Do enough research before diving into databases, public records requests, documents, and other resources to make sure you’re on the right track. Be prepared to switch gears if you find evidence that challenges your assumptions. I’d done enough research to confirm that an infusion of chemical industry cash was indeed at play. Then I started tracking who spent the money, who received it, how much was spent, and when.
Focus your investigation.
Though plenty of interesting tangents cropped up during my research, I reminded myself to stick to my central question: given mounting evidence that flame retardants pose a risk to health and the environment, why does the state of California still allow manufacturers to use them to meet its flammability standard when they don’t even work as advertised?
Look for patterns.
Tracking the flow of money around multiple bills and election cycles involving more than 100 legislators and close to 50 lobbyists, trade groups, and chemical companies generated a daunting amount of material.
It’s nearly impossible to show a quid pro quo, where the day before a key vote Senator Claghorn receives $3,000 from Acme Chemical Company and then votes to support his benefactor the next day. But you can look for patterns. I showed that money buys access to policymakers—in the form of private dinners, banquets, receptions, seminars, and other informal events—and revealed a pattern of giving that increased during critical periods when legislators considered and then killed five flame retardant bills.
Be decisive.
Make sure you figure out who the major actors are before you collect your data. When you’re dealing with big datasets with hundreds of rows of donations per spreadsheet, the last thing you want to do is change your parameters midstream. Though it might be tempting to cast a wide net and include every company that’s ever produced flame retardants, it’s best to be conservative so you can defend your conclusions.
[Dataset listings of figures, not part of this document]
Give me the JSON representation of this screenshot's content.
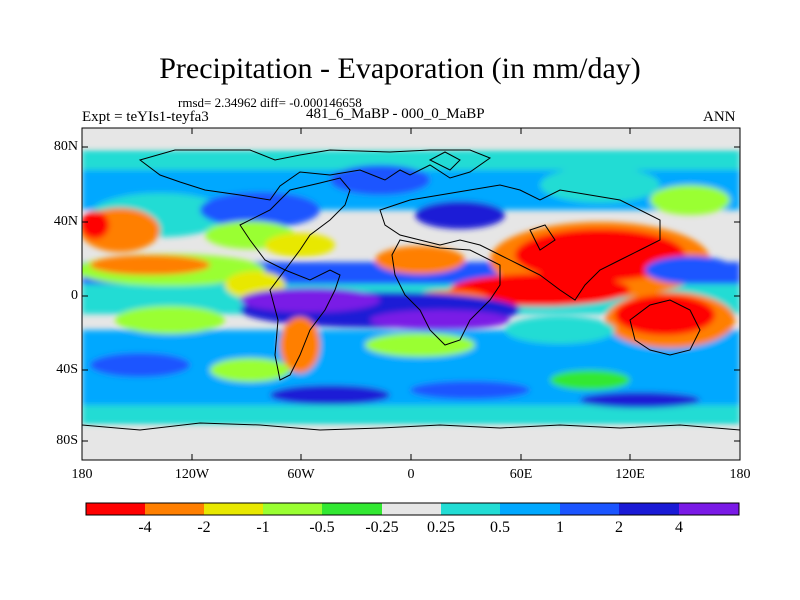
{
  "title": "Precipitation - Evaporation (in mm/day)",
  "stats": "rmsd= 2.34962 diff= -0.000146658",
  "experiment": "Expt = teYIs1-teyfa3",
  "period": "481_6_MaBP - 000_0_MaBP",
  "season": "ANN",
  "lat_ticks": [
    "80N",
    "40N",
    "0",
    "40S",
    "80S"
  ],
  "lon_ticks": [
    "180",
    "120W",
    "60W",
    "0",
    "60E",
    "120E",
    "180"
  ],
  "colorbar": {
    "labels": [
      "-4",
      "-2",
      "-1",
      "-0.5",
      "-0.25",
      "0.25",
      "0.5",
      "1",
      "2",
      "4"
    ],
    "colors": [
      "#ff0000",
      "#ff7f00",
      "#e8e800",
      "#9aff32",
      "#32e832",
      "#e6e6e6",
      "#22dcd4",
      "#00a8ff",
      "#1b55ff",
      "#1a1ad6",
      "#7a1ae6"
    ]
  },
  "map_colors": {
    "neutral": "#e6e6e6",
    "cyan": "#22dcd4",
    "lightblue": "#00a8ff",
    "blue": "#1b55ff",
    "darkblue": "#1a1ad6",
    "purple": "#7a1ae6",
    "green": "#32e832",
    "lightgreen": "#9aff32",
    "yellow": "#e8e800",
    "orange": "#ff7f00",
    "red": "#ff0000"
  }
}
Chevron and other petrochemical giants make flame retardants, but the chemicals represent just a fraction of their product line. Counting campaign contributions from all the petrochemical companies to 100-plus legislators added three-quarters of a million to the industry campaign. But Chevron didn’t list flame retardants on its lobbying disclosure forms, so I didn’t include the donations. It’s entirely plausible that an industry rep talked about flame retardants at a reception on, say, clean air. But activists’ claims that industry spent millions on lobbying to defeat the legislation was plausible too. You have to document it.
Investigative reporting is a powerful tool that relies on another trait found in any good journalist—skepticism. I don’t take what anyone, activist or politician, tells me at face value. There are no shortcuts. But when you finally have the facts nailed down to the point where you can show who’s benefiting and who’s not, that’s when you know you hit paydirt. And it’s time to set your curiosity loose on the next story.